Raja Ampat is located on the northwestern tip of West Papua, Indonesia, at the heart of the Coral Triangle. The region includes over 5.2million hectares of ocean, 1411 small islands, cays, and shoals, that surround four main islands of Waigeo, Batanta, Salawati, and Misool. Straddling the Equator, the region contains the richest marine biodiversity on earth, and is one of the last remaining coral strongholds on the planet.
Raja Ampat is part of the Bird’s Head Seascape; 4.6 million hectares of protected coastal and marine space which encompasses Cenderawasih Bay in the east, Raja Ampat islands in the west, Triton Bay in Kaimana Regency, and Fakfak Regency in the south. Boasting phenomenally high concentrations of marine species, including iconic megafauna such as Whale Sharks, Manta Rays and sea turtles, Raja Ampat’s crystalline waters are internationally recognized as the global epicenter of marine biodiversity. Researchers have recorded over 1,600 species of reef fish and over 550 species of coral in the region.
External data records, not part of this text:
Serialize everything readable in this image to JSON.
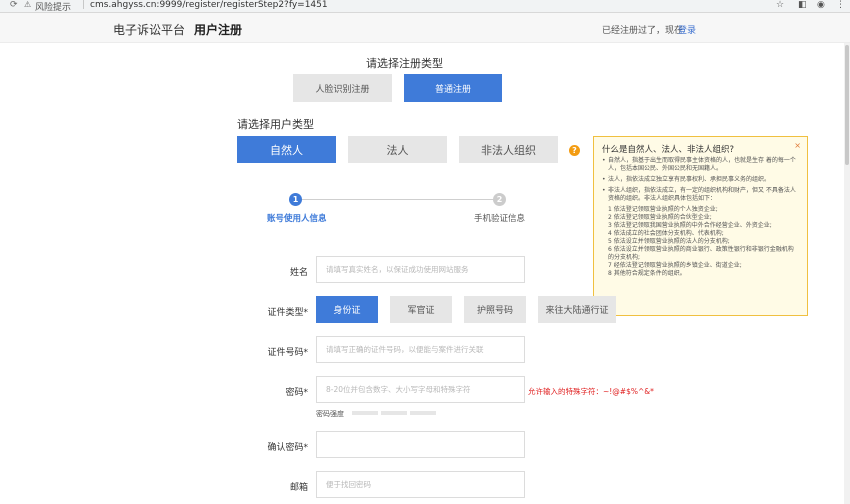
{
  "browser": {
    "warning_text": "风险提示",
    "url": "cms.ahgyss.cn:9999/register/registerStep2?fy=1451",
    "reload_icon": "reload-icon",
    "warning_icon": "warning-icon"
  },
  "header": {
    "brand": "电子诉讼平台",
    "page_title": "用户注册",
    "already_registered": "已经注册过了，现在",
    "login_link": "登录"
  },
  "registration_type": {
    "title": "请选择注册类型",
    "options": [
      "人脸识别注册",
      "普通注册"
    ],
    "selected": "普通注册"
  },
  "user_type": {
    "title": "请选择用户类型",
    "options": [
      "自然人",
      "法人",
      "非法人组织"
    ],
    "selected": "自然人"
  },
  "tooltip": {
    "title": "什么是自然人、法人、非法人组织?",
    "close": "×",
    "items": [
      "自然人，指基于出生而取得民事主体资格的人，也就是生存 着的每一个人，包括本国公民、外国公民和无国籍人。",
      "法人，指依法成立独立享有民事权利、承担民事义务的组织。",
      "非法人组织，指依法成立，有一定的组织机构和财产，但又 不具备法人资格的组织。非法人组织具体包括如下："
    ],
    "subitems": [
      "1 依法登记领取营业执照的个人独资企业;",
      "2 依法登记领取营业执照的合伙型企业;",
      "3 依法登记领取我国营业执照的中外合作经营企业、外资企业;",
      "4 依法成立的社会团体分支机构、代表机构;",
      "5 依法设立并领取营业执照的法人的分支机构;",
      "6 依法设立并领取营业执照的商业银行、政策性银行和非银行金融机构的分支机构;",
      "7 经依法登记领取营业执照的乡镇企业、街道企业;",
      "8 其他符合规定条件的组织。"
    ]
  },
  "steps": [
    {
      "number": "1",
      "label": "账号使用人信息",
      "active": true
    },
    {
      "number": "2",
      "label": "手机验证信息",
      "active": false
    }
  ],
  "form": {
    "name": {
      "label": "姓名",
      "placeholder": "请填写真实姓名，以保证成功使用网站服务"
    },
    "id_type": {
      "label": "证件类型*",
      "options": [
        "身份证",
        "军官证",
        "护照号码",
        "来往大陆通行证"
      ],
      "selected": "身份证"
    },
    "id_number": {
      "label": "证件号码*",
      "placeholder": "请填写正确的证件号码，以便能与案件进行关联"
    },
    "password": {
      "label": "密码*",
      "placeholder": "8-20位并包含数字、大小写字母和特殊字符",
      "hint": "允许输入的特殊字符：~!@#$%^&*",
      "strength_label": "密码强度"
    },
    "confirm_password": {
      "label": "确认密码*",
      "placeholder": ""
    },
    "email": {
      "label": "邮箱",
      "placeholder": "便于找回密码"
    }
  },
  "colors": {
    "primary": "#3f7bd9",
    "neutral_button": "#e6e6e6",
    "tooltip_bg": "#fffbe6",
    "tooltip_border": "#f0c040",
    "help_icon": "#f39c12",
    "error_text": "#e02020"
  }
}
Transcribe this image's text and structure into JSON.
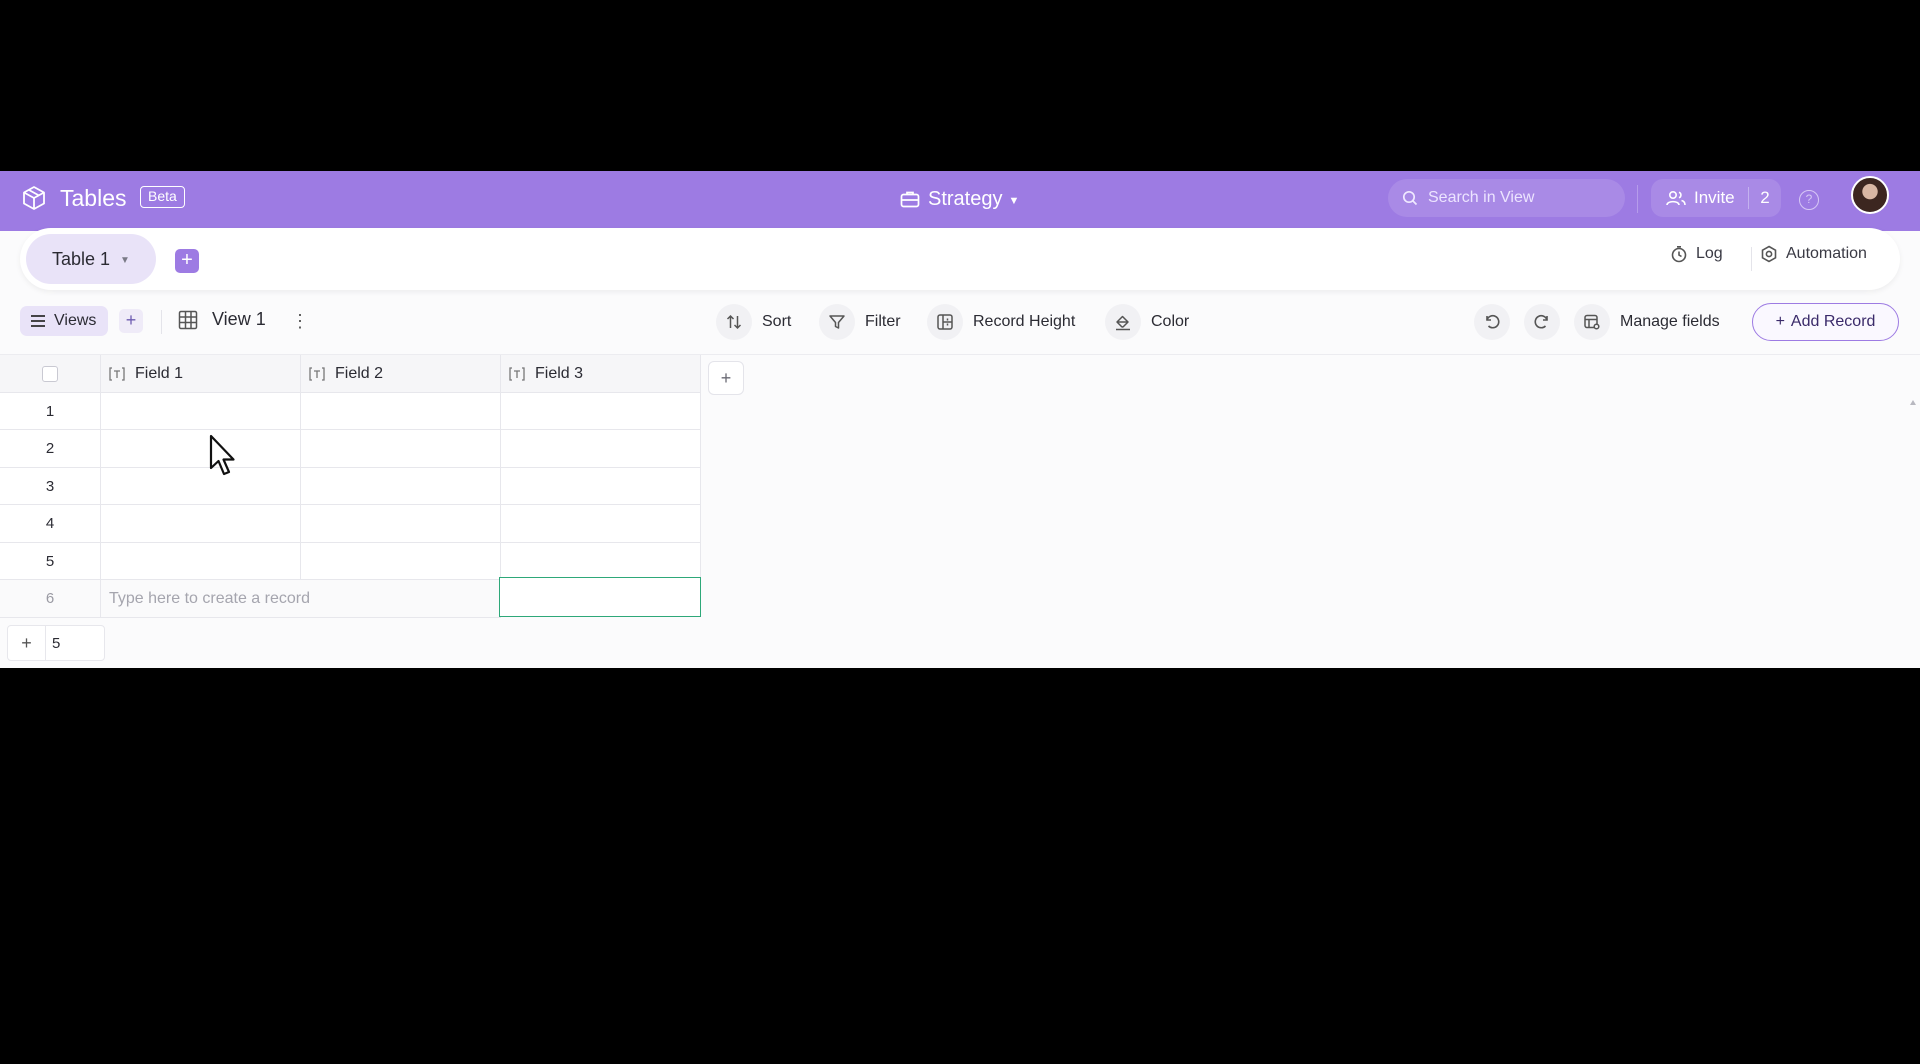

These rich coastal and marine ecosystems offer a wealth of natural services that provide important biological and socio-economic functions, including the provision of a primary source of food and income for local communities. Yet these resources also make it a desirable target for economic development, from fisheries (legal and illegal), oil and gas extraction, mining, logging, tourism and coastal development. The incredible natural wealth and vulnerable location at the rim of the Pacific Ocean, has caused Raja Ampat to suffer greatly over the past decades from poaching, unregulated commercial fishing and damaging fishing practices.
Marine conservation and sustainable resource management in Raja Ampat are high priorities for the national, provincial and regional governments. With the acknowledgement that the region contains a rich natural state found nowhere else in the world, government and local communities, in collaboration with Conservation International(CI), The Nature Conservancy(TNC) and Worldwide Fund For Nature (WWF) established a network of Marine Protected Areas (MPAs) under the jurisdiction of central and provincial governments. Raja Ampat’s first MPA was established in 2004, with the most recent established in 2019. These MPAs now encompass 2,000,109 hectares, and all MPAs include multiple use zones that regulate activities that are permitted and forbidden within their boundaries.
This level of protection and associated monitoring ensures that this rich and diverse marine ecosystem, the world’s last remaining coral stronghold, is managed sustainably now and into the future, with environment, local community wellbeing and sustainable development at the centre of all management practice.